ÀS ARMAS, CAMARADAS!
A Insurreição Comunista e o Governo Popular de 1935 em Natal
Natanael Sarmento


Revolução à vista!


O espectro da insurgência rondava o Brasil, no ano de 1935. O governo de Getúlio recrudescia, nos sucessivos atos autoritários. Proibida a livre organização partidária. Censura e fechamento de jornais. Repressão brutal de greves. Evidenciavam-se, cada vez mais, as pretensões continuístas do caudilho dos pampas. A oposição queria derrubar o pampeiro do cavalo do poder. Já não podia retirá-lo através do voto, face à suspensão das eleições, que fosse pelas armas. Ora, o próprio Vargas chegou ao poder através do golpe armado, em 1930.

As demandas reprimidas chegavam como uma tromba d’água desabada no ano 35 , ano de crises, agitações, conspirações e rupturas.

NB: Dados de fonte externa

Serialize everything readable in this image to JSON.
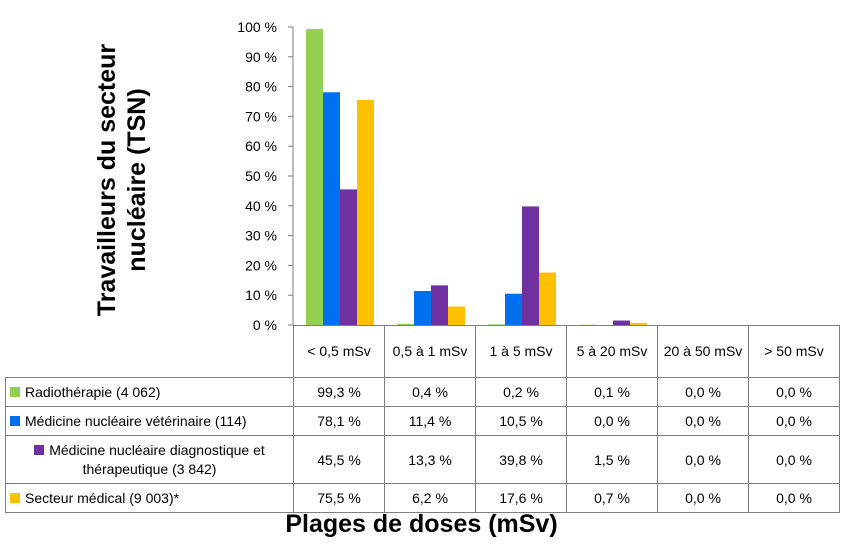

Os políticos da tradição oligárquica, os “carcomidos”, ganharam novo fôlego, após as eleições de 1933. E a Revolução de 30, ainda inconclusa, parecia insegura, em seus primeiros passos. O Exército Nacional permanecia sendo foco da rebeldia da jovem oficialidade, do chamado tenentismo. Divididos após a vitoriosa Revolução Liberal, uma parte liderada por Juarez Távora, Cordeiro de Farias e outros adentram no projeto governista, outra, permanece insurgente, como Luís Carlos Prestes, Agildo Barata, Hercolino Cascardo e outros do tenentismo de esquerda.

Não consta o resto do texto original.